A morte é quase sempre tratada como um grande espetáculo, com direito a performances acrobáticas da hipocrisia. É o momento em que todos se abraçam em memória do morto, de que todos os erros e defeitos do defunto são apagados. A absolvição, o reconhecimento e o amor, talvez tão desejados pelo falecido quando vivo, se convertem em rosas para adornar um caixão. Qual é o problema com as pessoas que decidem valorizar alguém justamente quando não há nada que possa ser feito por ele?
Dizem que a morte é a única coisa sobre a qual não há nada que possa ser feito. E talvez, justamente por isso seja tão fácil amar um morto. Não é necessário se responsabilizar pelo que sente por ele, não há cobranças, não haverá ações que coloquem em dúvida a sua devoção, não haverá decepções, não haverá discussões nem contratempos: a morte por si só dá conta de tudo, agora a culpa é toda da morte e por isso todos podem ficar em paz entre si. Rituais a parte, a morte nos convida a uma reflexão maior do que levar a “culpa” pelo que não foi ou automatizar um ato de beatificação do que se foi. Seja lá o que for: foi. Ela nos convida a uma reflexão sobre a vida, essa que é dura!

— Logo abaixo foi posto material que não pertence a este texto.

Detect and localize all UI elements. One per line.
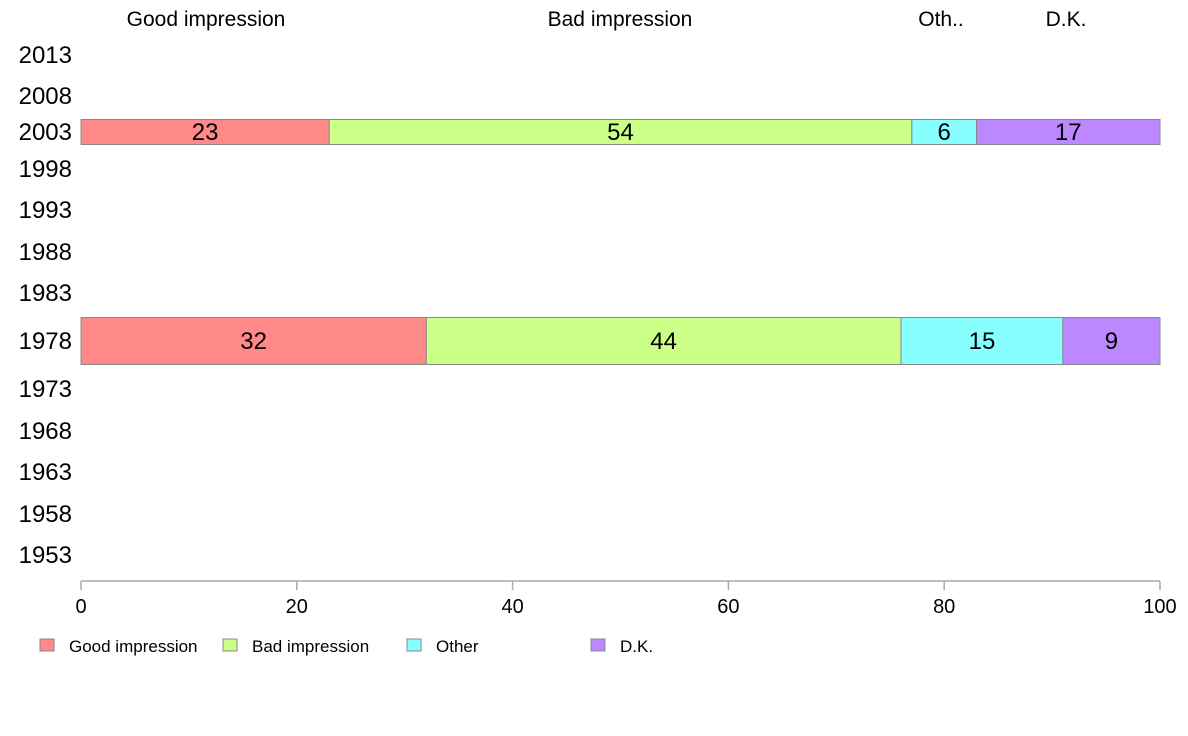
x-tick-label: 40 bbox=[501, 596, 523, 618]
column-headers: Good impression Bad impression Oth.. D.K. bbox=[127, 8, 1087, 31]
legend-label: D.K. bbox=[620, 637, 653, 656]
bar-segments: 23 54 6 17 32 44 15 9 bbox=[80, 119, 1161, 365]
bar-value-label: 9 bbox=[1105, 328, 1118, 355]
year-label: 2013 bbox=[19, 42, 72, 69]
bar-value-label: 23 bbox=[192, 119, 219, 146]
year-axis-labels: 2013 2008 2003 1998 1993 1988 1983 1978 1973 1968… bbox=[19, 42, 72, 569]
legend-label: Bad impression bbox=[252, 637, 369, 656]
bar-segment bbox=[328, 119, 913, 145]
year-label: 1998 bbox=[19, 156, 72, 183]
legend-label: Other bbox=[436, 637, 479, 656]
year-label: 1973 bbox=[19, 376, 72, 403]
x-tick-label: 0 bbox=[75, 596, 86, 618]
column-header: Good impression bbox=[127, 8, 286, 31]
bar-segment bbox=[900, 317, 1064, 365]
year-label: 1988 bbox=[19, 239, 72, 266]
bar-value-label: 44 bbox=[650, 328, 677, 355]
bar-value-label: 15 bbox=[969, 328, 996, 355]
bar-value-label: 17 bbox=[1055, 119, 1082, 146]
x-tick-label: 100 bbox=[1143, 596, 1176, 618]
year-label: 1953 bbox=[19, 542, 72, 569]
year-label: 1993 bbox=[19, 197, 72, 224]
x-tick-label: 80 bbox=[933, 596, 955, 618]
year-label: 2008 bbox=[19, 83, 72, 110]
x-tick-label: 60 bbox=[717, 596, 739, 618]
year-label: 1978 bbox=[19, 328, 72, 355]
bar-segment bbox=[976, 119, 1161, 145]
year-label: 2003 bbox=[19, 119, 72, 146]
bar-segment bbox=[425, 317, 902, 365]
bar-segment bbox=[911, 119, 978, 145]
bar-segment bbox=[80, 317, 427, 365]
year-label: 1963 bbox=[19, 459, 72, 486]
bar-value-label: 6 bbox=[938, 119, 951, 146]
column-header: Oth.. bbox=[918, 8, 964, 31]
x-tick-label: 20 bbox=[286, 596, 308, 618]
legend-swatch bbox=[590, 638, 606, 652]
legend-swatch bbox=[222, 638, 238, 652]
bar-segment bbox=[1062, 317, 1161, 365]
year-label: 1958 bbox=[19, 501, 72, 528]
column-header: Bad impression bbox=[548, 8, 693, 31]
legend: Good impression Bad impression Other D.K. bbox=[39, 637, 653, 656]
legend-swatch bbox=[406, 638, 422, 652]
legend-swatch bbox=[39, 638, 55, 652]
legend-label: Good impression bbox=[69, 637, 198, 656]
year-label: 1983 bbox=[19, 280, 72, 307]
bar-value-label: 32 bbox=[240, 328, 267, 355]
x-axis: 0 20 40 60 80 100 bbox=[75, 580, 1177, 618]
bar-segment bbox=[80, 119, 330, 145]
column-header: D.K. bbox=[1046, 8, 1087, 31]
bar-value-label: 54 bbox=[607, 119, 634, 146]
year-label: 1968 bbox=[19, 418, 72, 445]
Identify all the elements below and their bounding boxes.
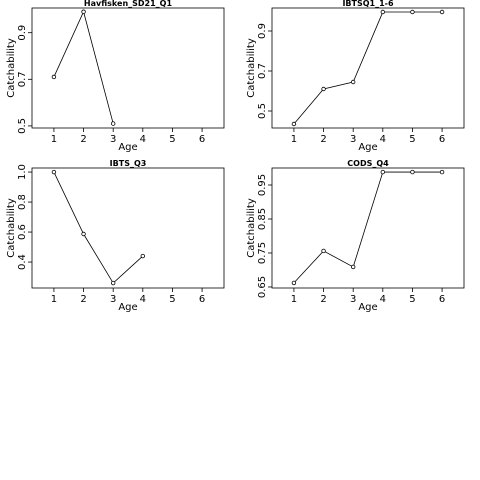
plot-frame	[31, 167, 225, 289]
y-tick-label: 0.9	[257, 23, 268, 39]
data-point	[110, 280, 116, 286]
data-point	[350, 79, 356, 85]
panel: Havfisken_SD21_Q1 Age Catchability 1 2 3 4 5 6 0.…	[6, 0, 225, 153]
y-tick-label: 0.4	[17, 254, 28, 270]
data-point	[410, 9, 415, 15]
panel: IBTS_Q3 Age Catchability 1 2 3 4 5 6 0.4 0.6 0.8 1.0	[6, 159, 225, 313]
x-tick-label: 1	[291, 294, 297, 305]
y-tick-label: 0.9	[17, 25, 28, 41]
x-axis-label: Age	[118, 142, 137, 153]
data-point	[350, 264, 356, 270]
x-tick-label: 1	[51, 294, 57, 305]
data-point	[291, 280, 297, 286]
data-point	[291, 121, 297, 127]
plot-frame	[271, 7, 465, 129]
x-tick-label: 5	[409, 134, 415, 145]
y-tick-label: 0.8	[17, 194, 28, 210]
data-point	[321, 248, 326, 254]
x-tick-label: 3	[110, 134, 116, 145]
x-axis-label: Age	[118, 302, 137, 313]
x-tick-label: 5	[169, 294, 175, 305]
y-tick-label: 0.85	[257, 208, 268, 230]
plot-frame	[31, 7, 225, 129]
x-tick-label: 5	[169, 134, 175, 145]
y-tick-label: 0.95	[257, 174, 268, 196]
x-tick-label: 5	[409, 294, 415, 305]
data-point	[81, 231, 86, 237]
data-point	[380, 169, 386, 175]
panel: IBTSQ1_1-6 Age Catchability 1 2 3 4 5 6 0.5 0.7 0.9	[246, 0, 465, 153]
x-tick-label: 6	[439, 294, 445, 305]
data-point	[140, 253, 146, 259]
data-line	[293, 11, 443, 125]
data-point	[51, 169, 57, 175]
x-tick-label: 2	[320, 294, 326, 305]
x-axis-label: Age	[358, 142, 377, 153]
data-point	[439, 9, 445, 15]
data-point	[380, 9, 386, 15]
plot-frame	[271, 167, 465, 289]
x-tick-label: 1	[291, 134, 297, 145]
panel-title: Havfisken_SD21_Q1	[84, 0, 173, 8]
panel-title: CODS_Q4	[347, 159, 389, 168]
x-tick-label: 3	[350, 294, 356, 305]
x-tick-label: 6	[199, 134, 205, 145]
y-tick-label: 0.6	[17, 224, 28, 240]
data-point	[321, 86, 326, 92]
x-tick-label: 2	[80, 294, 86, 305]
data-line	[53, 171, 144, 284]
y-tick-label: 0.65	[257, 276, 268, 298]
y-axis-label: Catchability	[246, 198, 257, 258]
y-tick-label: 0.75	[257, 242, 268, 264]
x-axis-label: Age	[358, 302, 377, 313]
data-point	[51, 74, 57, 80]
data-line	[293, 171, 443, 284]
x-tick-label: 2	[320, 134, 326, 145]
x-tick-label: 4	[140, 294, 146, 305]
y-tick-label: 1.0	[17, 164, 28, 180]
data-point	[410, 169, 415, 175]
data-point	[439, 169, 445, 175]
x-tick-label: 3	[350, 134, 356, 145]
x-tick-label: 1	[51, 134, 57, 145]
y-axis-label: Catchability	[6, 198, 17, 258]
x-tick-label: 4	[380, 294, 386, 305]
panel-title: IBTSQ1_1-6	[342, 0, 394, 8]
panel-title: IBTS_Q3	[110, 159, 147, 168]
x-tick-label: 4	[140, 134, 146, 145]
x-tick-label: 3	[110, 294, 116, 305]
x-tick-label: 4	[380, 134, 386, 145]
y-tick-label: 0.5	[257, 103, 268, 119]
panel: CODS_Q4 Age Catchability 1 2 3 4 5 6 0.65 0.75 0.85…	[246, 159, 465, 313]
y-tick-label: 0.7	[17, 71, 28, 87]
x-tick-label: 6	[199, 294, 205, 305]
y-tick-label: 0.5	[17, 118, 28, 134]
data-point	[81, 9, 86, 14]
x-tick-label: 6	[439, 134, 445, 145]
data-point	[110, 121, 116, 126]
y-axis-label: Catchability	[246, 38, 257, 98]
data-line	[53, 10, 114, 124]
y-axis-label: Catchability	[6, 38, 17, 98]
x-tick-label: 2	[80, 134, 86, 145]
y-tick-label: 0.7	[257, 63, 268, 79]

A morte nos pede coragem em assumir a vida – em assumir amor sem expectativas de que ele será recebido de uma forma passiva e idealizada, em assumir devoção mesmo diante dos defeitos, em assumir relações mesmo com contratempos, em estar presente ou de ausentar-se mesmo, sem culpa, tão sem culpa que não irá também buscar redenção através de votos lamuriosos embalados em um funeral. A morte nos pede coragem para viver sem saber o que será amanhã, e ainda assim, viver com gosto, apreciando cada momento e, como parte do “pacote”, as pessoas que escolhemos como elementos desse viver.
A vida importa. É enquanto ela corre que é possível fazer alguma coisa. Por que não homenagear pessoas vivas, enquanto elas podem usufruir de toda a afeição e reconhecimento? Por que não abraçar pessoas vivas, declarar os sentimentos, chorar à vista para rir a prazo, celebrar o ar que entra e sai dos pulmões? Por que não se responsabilizar pela sua atitude diante do que é em vez de lamentar o que jamais voltará a ser?
Não se trata de abandonar a memória e os afetos pelos que se foram, mas em ter nestas memórias a lembrança dos mesmos afetos doados em vida. Fazer na despedida a última homenagem e não a primeira, diante da derradeira partida.